This week, we have been focusing on physical development and how we can move safely in different ways. We have lots of opportunities to be active in our learning. During PE lessons, we have been using the benches to move across in different ways. When we reach the end of the bench, we can jump off and try our best to land on our feet. Once we’ve landed, we make a shape and try and hold it for the count of three 1,2,3….
In the outside learning environment, we have been using the scooters and playing throwing and catching with a large ball. We also have the opportunity to use the large construction equipment and to climb on it.
Why Physical Development is a Prime Area?
There has been considerable concern over the last few years about an increase in children’s sedentary behaviour and a reduction in their physical activity.
Physical development has been described as ‘experience-expectant’ learning which means that the brain is wired in expectation of this development. If it doesn’t happen early it is more difficult to establish later on.
Babies and young children undergo rapid and wide-ranging physical and psychological developments in their early years which contribute to their future health and well-being.
Physical development contributes to cognitive development – as children move and explore the world they learn about the properties of objects and their own capabilities.
In the early years children are establishing patterns of activity which will affect their whole future. If activity and healthy eating are established early on good habits tend to remain.

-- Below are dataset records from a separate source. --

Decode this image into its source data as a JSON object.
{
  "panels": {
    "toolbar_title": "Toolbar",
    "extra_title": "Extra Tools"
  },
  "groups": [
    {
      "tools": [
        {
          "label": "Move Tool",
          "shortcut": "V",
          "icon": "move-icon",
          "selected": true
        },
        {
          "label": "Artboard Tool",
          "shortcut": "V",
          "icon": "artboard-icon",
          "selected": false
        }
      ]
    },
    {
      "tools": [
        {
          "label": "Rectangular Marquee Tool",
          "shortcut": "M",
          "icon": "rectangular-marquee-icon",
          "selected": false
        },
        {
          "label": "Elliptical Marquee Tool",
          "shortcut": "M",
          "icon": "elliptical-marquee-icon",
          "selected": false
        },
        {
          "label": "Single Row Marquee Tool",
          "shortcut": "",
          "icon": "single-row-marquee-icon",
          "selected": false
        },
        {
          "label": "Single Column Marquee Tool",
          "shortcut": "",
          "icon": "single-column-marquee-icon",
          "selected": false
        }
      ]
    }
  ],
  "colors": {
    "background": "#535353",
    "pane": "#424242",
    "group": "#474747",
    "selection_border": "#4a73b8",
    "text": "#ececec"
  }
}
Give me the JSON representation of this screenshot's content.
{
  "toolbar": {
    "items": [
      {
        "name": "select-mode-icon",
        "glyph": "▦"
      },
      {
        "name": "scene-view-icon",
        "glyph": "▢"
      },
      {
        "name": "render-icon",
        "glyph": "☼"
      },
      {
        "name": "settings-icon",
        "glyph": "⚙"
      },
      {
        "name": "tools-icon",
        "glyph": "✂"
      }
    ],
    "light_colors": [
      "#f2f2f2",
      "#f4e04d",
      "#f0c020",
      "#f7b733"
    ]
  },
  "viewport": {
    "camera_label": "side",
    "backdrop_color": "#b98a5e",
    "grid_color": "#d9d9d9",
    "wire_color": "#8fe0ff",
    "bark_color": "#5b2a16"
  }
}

Physical development can help with the maintenance of a healthy weight and the development of strong bones, muscles and heart.
It is widely believed that physical development can also help with the development of personal and social skills such as self-confidence, interaction, taking turns, getting along with others and so on.
How Can We Support this Area?
Encourage children to engage in and talk about the things they enjoy doing such as walking, skipping, climbing, rolling and jumping (gross motor activities).
Encourage children to engage in and talk about the things they enjoy doing such as threading, cutting, pressing, grasping, pinching (fine motor activities).
Use words in context which allow children to consider their physical movements – eg: ‘you are lifting one foot and hopping on the other’ or ‘I saw you bending from your waist to lift up the watering can’. Focus on each child’s strengths and identify next steps for their physical development.